As for X and Y: I actually did it similar, just with a BoundingBox. I’ll sure try the Z thing out, cause it seems a bit less complicated (in sense of instructions ;) )
In the mean time I solved it by using the “similarity of triangles” rule (if you assume the frustum as two triangles: top and side view). I got the old state, meaning X,Y and Z from last the frame, I got the new X and Y and therefore can calculate the new Z for top and side view.
Then these two are combined to a final Z by using Pytagoras.

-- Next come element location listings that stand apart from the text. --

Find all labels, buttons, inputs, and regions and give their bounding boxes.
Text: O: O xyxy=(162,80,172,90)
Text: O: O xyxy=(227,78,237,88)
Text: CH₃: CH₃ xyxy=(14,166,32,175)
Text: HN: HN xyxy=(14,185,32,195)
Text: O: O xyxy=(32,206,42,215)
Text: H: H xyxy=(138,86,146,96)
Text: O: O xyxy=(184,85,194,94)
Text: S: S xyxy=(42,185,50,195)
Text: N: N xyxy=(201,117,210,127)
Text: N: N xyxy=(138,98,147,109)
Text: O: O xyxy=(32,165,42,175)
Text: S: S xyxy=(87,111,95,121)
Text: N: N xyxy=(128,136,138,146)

Ok, this is not optimal as it uses a SQRT, but it works really well :) (with a bit of tweaking I can replace this calculation with some other though)

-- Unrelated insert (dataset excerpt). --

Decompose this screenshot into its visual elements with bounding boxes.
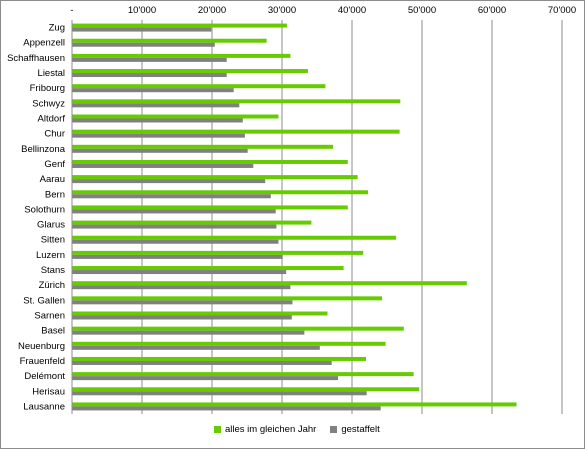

A different thing to consider might be some physics based movement of the camera (meaning acceleration / deceleration / spring approach, so that not every tiny theoretical position change results in a real camera position change… if you know what I mean)
So all in all, my code now looks like this, in case someone’s interested (I always miss the result post when somebody asks a question and then just writes e.g. “never mind, I solved it”):
| //Note: bounding box(BB) is updated every frame is the BB of all players. |
| X1 = (float)BB.Max.X - BB.Min.X; |
| Y1 = (float)BB.Max.Y - BB.Min.Y; |
| |
| //calc new Z based on similarity of triangles: |
| Z1X = (X1 * Z2X) / X2; |
| Z1Y = (Y1 * Z2Y) / Y2; |
| |
| //update position with new values, 0.5 = center to BB: |
| Position.X = (BB.Min.X + BB.Max.X) * 0.5f; |
| Position.Y = (BB.Min.Y + BB.Max.Y) * 0.5f; |
| |
| //Pytagoras: |
| Position.Z = Math.Sqrt( Z1X * Z1X + Z1Y * Z1Y ); |
| |
| //Other formula, no sqrt (space for tweaking!): |
| //Position.Z = Z1X * 0.8f + Z1Y * 0.3f; |
| |
| //Store values: |
| X2 = X1; |
| Y2 = Y1; |
| Z2X = Z1X; |
| Z2Y = Z1Y; |
I’ll show a video as soon as we got things a bit more improved (probably along with a playtest demo), but probably not before the next month.